VE Day Recollections – Ken Bridger

 10 June 2020 |

I can remember with clarity VE Day 1945.  The day before I had visited my grandmother who was living in a residential home called Thornhill House where she was looked after by a very lovely lady, a member of the staff.  The lady asked me if I would like to visit London with her and her husband to join thousands of people celebrating VE Day.  I jumped at the invitation, and so next day the three of us set off by train to London and joined the vast crowds gathered at Victoria, on to Buckingham Palace .  We joined in the singing of well-known war songs waiting for the King and Queen to appear on the Palace balcony, later joined by the Prime Minister, Winston Churchill.  Having spent hours singing and cheering we made our way to Victoria station to have a cup of tea and sandwich, having not eaten since breakfast, in the early hours of next morning.

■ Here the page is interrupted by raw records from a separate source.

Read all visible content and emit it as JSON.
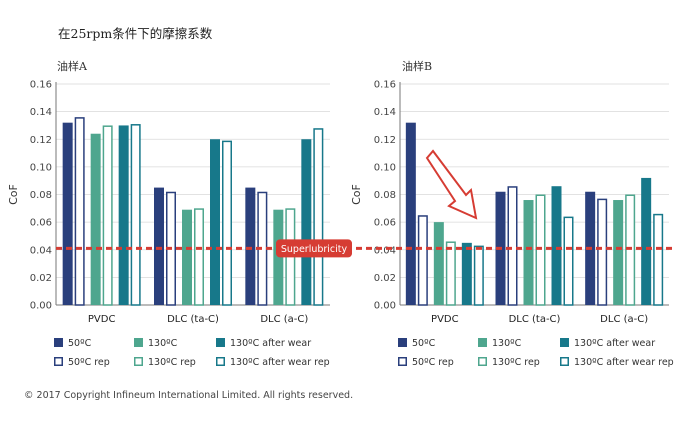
{
  "figure": {
    "title": "在25rpm条件下的摩擦系数",
    "copyright": "© 2017 Copyright Infineum International Limited. All rights reserved.",
    "superlubricity_label": "Superlubricity",
    "superlubricity_level": 0.041
  },
  "colors": {
    "50C": "#2a3f7c",
    "130C": "#4ea68e",
    "130C_after_wear": "#17788a",
    "superlubricity_line": "#d63c33",
    "arrow": "#d63c33"
  },
  "chart_data": [
    {
      "type": "bar",
      "title": "油样A",
      "ylabel": "CoF",
      "ylim": [
        0,
        0.16
      ],
      "yticks": [
        "0.00",
        "0.02",
        "0.04",
        "0.06",
        "0.08",
        "0.10",
        "0.12",
        "0.14",
        "0.16"
      ],
      "grid": true,
      "categories": [
        "PVDC",
        "DLC (ta-C)",
        "DLC (a-C)"
      ],
      "series": [
        {
          "name": "50ºC",
          "style": "filled",
          "color_key": "50C",
          "values": [
            0.132,
            0.085,
            0.085
          ]
        },
        {
          "name": "50ºC rep",
          "style": "outline",
          "color_key": "50C",
          "values": [
            0.136,
            0.082,
            0.082
          ]
        },
        {
          "name": "130ºC",
          "style": "filled",
          "color_key": "130C",
          "values": [
            0.124,
            0.069,
            0.069
          ]
        },
        {
          "name": "130ºC rep",
          "style": "outline",
          "color_key": "130C",
          "values": [
            0.13,
            0.07,
            0.07
          ]
        },
        {
          "name": "130ºC after wear",
          "style": "filled",
          "color_key": "130C_after_wear",
          "values": [
            0.13,
            0.12,
            0.12
          ]
        },
        {
          "name": "130ºC after wear rep",
          "style": "outline",
          "color_key": "130C_after_wear",
          "values": [
            0.131,
            0.119,
            0.128
          ]
        }
      ]
    },
    {
      "type": "bar",
      "title": "油样B",
      "ylabel": "CoF",
      "ylim": [
        0,
        0.16
      ],
      "yticks": [
        "0.00",
        "0.02",
        "0.04",
        "0.06",
        "0.08",
        "0.10",
        "0.12",
        "0.14",
        "0.16"
      ],
      "grid": true,
      "categories": [
        "PVDC",
        "DLC (ta-C)",
        "DLC (a-C)"
      ],
      "series": [
        {
          "name": "50ºC",
          "style": "filled",
          "color_key": "50C",
          "values": [
            0.132,
            0.082,
            0.082
          ]
        },
        {
          "name": "50ºC rep",
          "style": "outline",
          "color_key": "50C",
          "values": [
            0.065,
            0.086,
            0.077
          ]
        },
        {
          "name": "130ºC",
          "style": "filled",
          "color_key": "130C",
          "values": [
            0.06,
            0.076,
            0.076
          ]
        },
        {
          "name": "130ºC rep",
          "style": "outline",
          "color_key": "130C",
          "values": [
            0.046,
            0.08,
            0.08
          ]
        },
        {
          "name": "130ºC after wear",
          "style": "filled",
          "color_key": "130C_after_wear",
          "values": [
            0.045,
            0.086,
            0.092
          ]
        },
        {
          "name": "130ºC after wear rep",
          "style": "outline",
          "color_key": "130C_after_wear",
          "values": [
            0.043,
            0.064,
            0.066
          ]
        }
      ]
    }
  ]
}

For all my life since, I can recall so many sad events we all endured during the six years, our home in Beckenham shattered by a bomb which destroyed a house opposite killing the occupants.  We stayed with friends for nearly six months sleeping in an air raid shelter by night and by day time clearing our home of debris with workmen installing new windows and doors, repairing the roof and being without items of furniture damaged by shrapnel.  I remember having news in 1941 that two cousins aged 21 had on a mission to Germany been shot down, one died in Poland from injuries and one whose body was never found.  My grandmother returning from a weekday church service to find 80 years of age her home with the whole street demolished by a bomb, and lastly ending up with men, women and children in a large shelter every night when the doodle bugs first appeared.